Twisted compactifications of 3d N = 4 theories and conformal blocks

TL;DR

This work proposes a framework in which 3d N=4 theories compactified on a Riemann surface are associated with non-unitary vertex operator algebras whose conformal blocks reproduce spaces of supersymmetric ground states, linking to Geometric Langlands via duality kernels. Central to the construction are the H- and C-twists, realized respectively by symplectic-boson and fermionic-current VOAs, and the coset/BRST formalisms that define the A_H[T] and A_C[T] algebras. The paper develops extensive free-hypermultiplet and Abelian examples, and then non-Abelian unitary quivers, to reveal IR symmetry enhancements in the VOAs that mirror the known IR enhancements of the gauge theories, including T[SU(N)] and related theories. The results provide concrete VOA-based descriptions of ground-state spaces, D-module/sheaf structures over moduli spaces of bundles and flat connections, and a path toward a geometric Langlands interpretation of 3d gauge theories via conformal blocks of these VOAs.

Abstract

Three-dimensional N = 4 supersymmetric quantum field theories admit two topological twists, the Rozansky-Witten twist and its mirror. Either twist can be used to define a supersymmetric compactification on a Riemann surface and a corre- sponding space of supersymmetric ground states. These spaces of ground states can play an interesting role in the Geometric Langlands program. We propose a description of these spaces as conformal blocks for certain non-unitary Vertex Operator Algebras and test our conjecture in some important examples. The two VOAs can be constructed respectively from a UV Lagrangian description of the N = 4 theory or of its mirror. We further conjecture that the VOAs associated to an N = 4 SQFT inherit properties of the theory which only emerge in the IR, such as enhanced global symmetries.
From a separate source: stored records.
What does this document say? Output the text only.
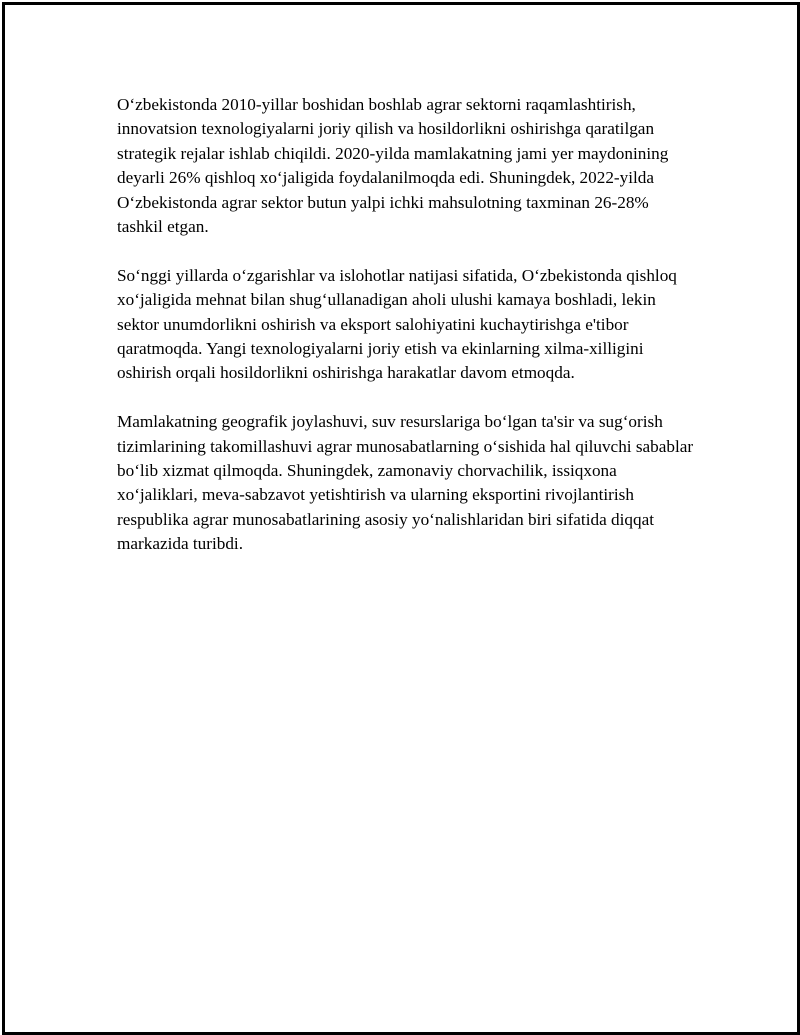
O‘zbekistonda 2010-yillar boshidan boshlab agrar sektorni raqamlashtirish, innovatsion texnologiyalarni joriy qilish va hosildorlikni oshirishga qaratilgan strategik rejalar ishlab chiqildi. 2020-yilda mamlakatning jami yer maydonining deyarli 26% qishloq xo‘jaligida foydalanilmoqda edi. Shuningdek, 2022-yilda O‘zbekistonda agrar sektor butun yalpi ichki mahsulotning taxminan 26-28% tashkil etgan.

So‘nggi yillarda o‘zgarishlar va islohotlar natijasi sifatida, O‘zbekistonda qishloq xo‘jaligida mehnat bilan shug‘ullanadigan aholi ulushi kamaya boshladi, lekin sektor unumdorlikni oshirish va eksport salohiyatini kuchaytirishga e'tibor qaratmoqda. Yangi texnologiyalarni joriy etish va ekinlarning xilma-xilligini oshirish orqali hosildorlikni oshirishga harakatlar davom etmoqda.

Mamlakatning geografik joylashuvi, suv resurslariga bo‘lgan ta'sir va sug‘orish tizimlarining takomillashuvi agrar munosabatlarning o‘sishida hal qiluvchi sabablar bo‘lib xizmat qilmoqda. Shuningdek, zamonaviy chorvachilik, issiqxona xo‘jaliklari, meva-sabzavot yetishtirish va ularning eksportini rivojlantirish respublika agrar munosabatlarining asosiy yo‘nalishlaridan biri sifatida diqqat markazida turibdi.
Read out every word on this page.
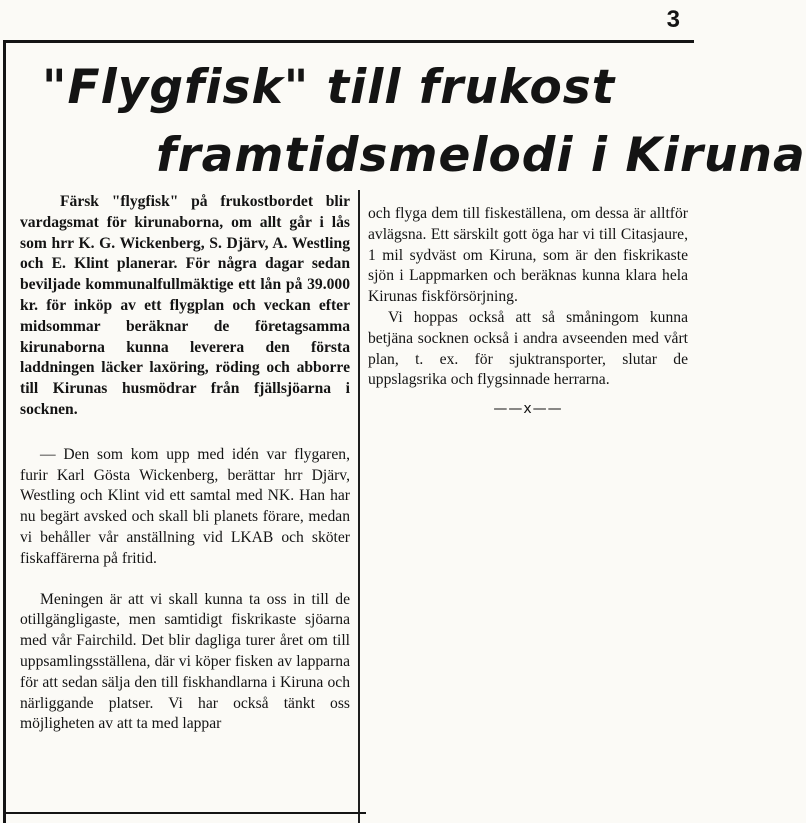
3
"Flygfisk" till frukost
framtidsmelodi i Kiruna

Färsk "flygfisk" på frukostbordet blir vardagsmat för kirunaborna, om allt går i lås som hrr K. G. Wickenberg, S. Djärv, A. Westling och E. Klint planerar. För några dagar sedan beviljade kommunalfullmäktige ett lån på 39.000 kr. för inköp av ett flygplan och veckan efter midsommar beräknar de företagsamma kirunaborna kunna leverera den första laddningen läcker laxöring, röding och abborre till Kirunas husmödrar från fjällsjöarna i socknen.

— Den som kom upp med idén var flygaren, furir Karl Gösta Wickenberg, berättar hrr Djärv, Westling och Klint vid ett samtal med NK. Han har nu begärt avsked och skall bli planets förare, medan vi behåller vår anställning vid LKAB och sköter fiskaffärerna på fritid.

Meningen är att vi skall kunna ta oss in till de otillgängligaste, men samtidigt fiskrikaste sjöarna med vår Fairchild. Det blir dagliga turer året om till uppsamlingsställena, där vi köper fisken av lapparna för att sedan sälja den till fiskhandlarna i Kiruna och närliggande platser. Vi har också tänkt oss möjligheten av att ta med lappar

och flyga dem till fiskeställena, om dessa är alltför avlägsna. Ett särskilt gott öga har vi till Citasjaure, 1 mil sydväst om Kiruna, som är den fiskrikaste sjön i Lappmarken och beräknas kunna klara hela Kirunas fiskförsörjning.

Vi hoppas också att så småningom kunna betjäna socknen också i andra avseenden med vårt plan, t. ex. för sjuktransporter, slutar de uppslagsrika och flygsinnade herrarna.

——x——
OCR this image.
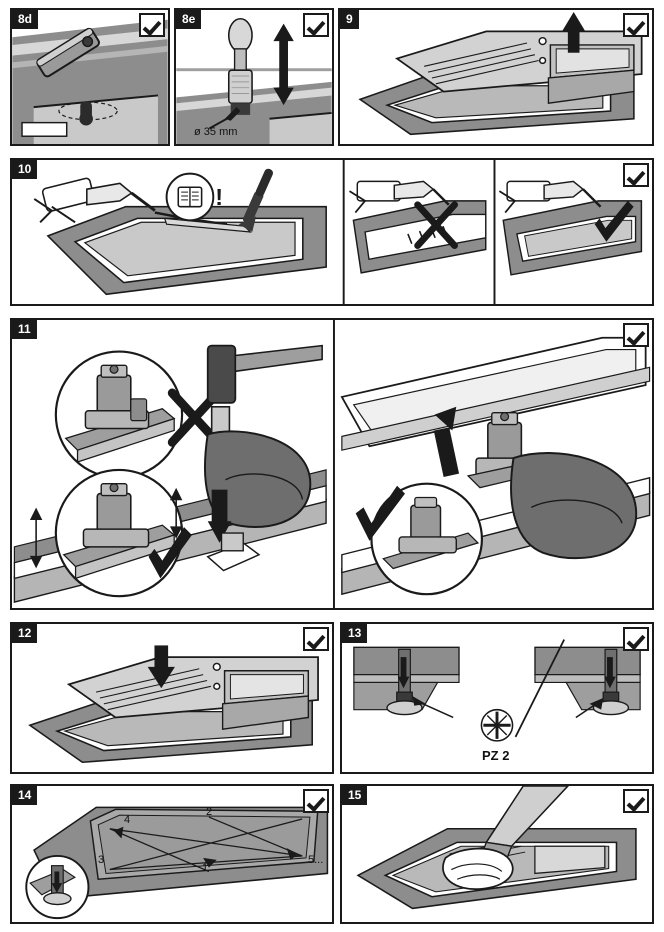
8d	8e
ø 35 mm
9
10
!
11
12	13
PZ 2
14
2
4
1
3	5...
15
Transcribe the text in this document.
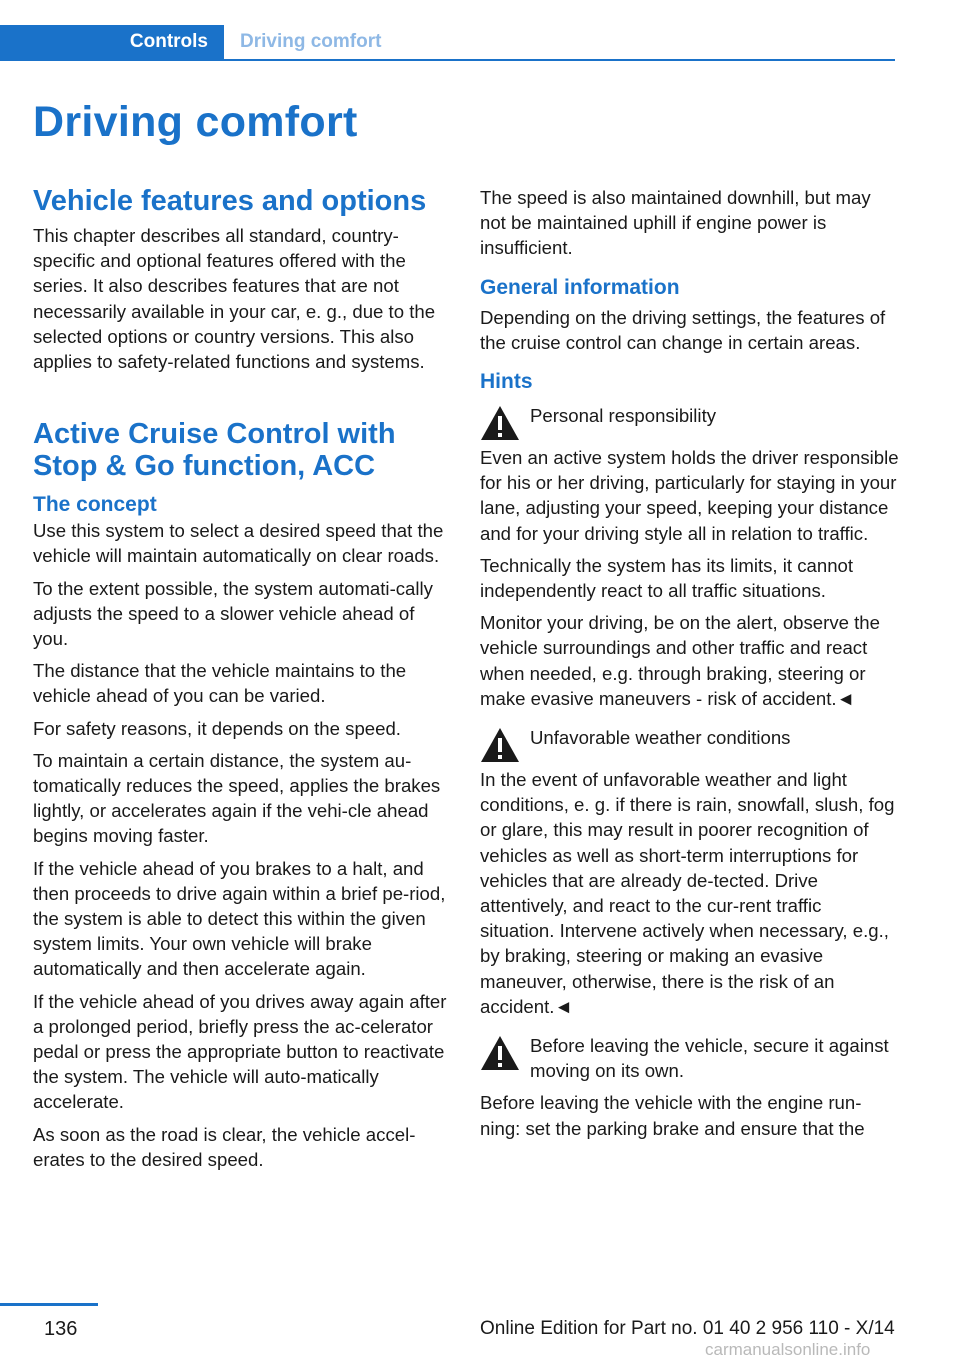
Controls Driving comfort
Driving comfort
Vehicle features and options
This chapter describes all standard, country-specific and optional features offered with the series. It also describes features that are not necessarily available in your car, e. g., due to the selected options or country versions. This also applies to safety-related functions and systems.
Active Cruise Control with Stop & Go function, ACC
The concept
Use this system to select a desired speed that the vehicle will maintain automatically on clear roads.
To the extent possible, the system automati-cally adjusts the speed to a slower vehicle ahead of you.
The distance that the vehicle maintains to the vehicle ahead of you can be varied.
For safety reasons, it depends on the speed.
To maintain a certain distance, the system au-tomatically reduces the speed, applies the brakes lightly, or accelerates again if the vehi-cle ahead begins moving faster.
If the vehicle ahead of you brakes to a halt, and then proceeds to drive again within a brief pe-riod, the system is able to detect this within the given system limits. Your own vehicle will brake automatically and then accelerate again.
If the vehicle ahead of you drives away again after a prolonged period, briefly press the ac-celerator pedal or press the appropriate button to reactivate the system. The vehicle will auto-matically accelerate.
As soon as the road is clear, the vehicle accel-erates to the desired speed.
The speed is also maintained downhill, but may not be maintained uphill if engine power is insufficient.
General information
Depending on the driving settings, the features of the cruise control can change in certain areas.
Hints
Personal responsibility
Even an active system holds the driver responsible for his or her driving, particularly for staying in your lane, adjusting your speed, keeping your distance and for your driving style all in relation to traffic.
Technically the system has its limits, it cannot independently react to all traffic situations.
Monitor your driving, be on the alert, observe the vehicle surroundings and other traffic and react when needed, e.g. through braking, steering or make evasive maneuvers - risk of accident.◄
Unfavorable weather conditions
In the event of unfavorable weather and light conditions, e. g. if there is rain, snowfall, slush, fog or glare, this may result in poorer recognition of vehicles as well as short-term interruptions for vehicles that are already de-tected. Drive attentively, and react to the cur-rent traffic situation. Intervene actively when necessary, e.g., by braking, steering or making an evasive maneuver, otherwise, there is the risk of an accident.◄
Before leaving the vehicle, secure it against moving on its own.
Before leaving the vehicle with the engine run-ning: set the parking brake and ensure that the
136	Online Edition for Part no. 01 40 2 956 110 - X/14
carmanualsonline.info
Thus knowledge of the VOAs should allow one to compute the spaces of supersymmetric ground states for a theory coupled to supersymmetric background connections for the full symmetry group of the IR SCFT. In particular, we propose a conformal field theory description of the spaces of ground states for the T[SU(N)] theories. These theories play a role of S-duality kernel in maximally supersymmetric SU(N) gauge theory and thus the corresponding spaces of supersymmetric ground states should provide a kernel for the Geometric Langlands duality for special unitary groups.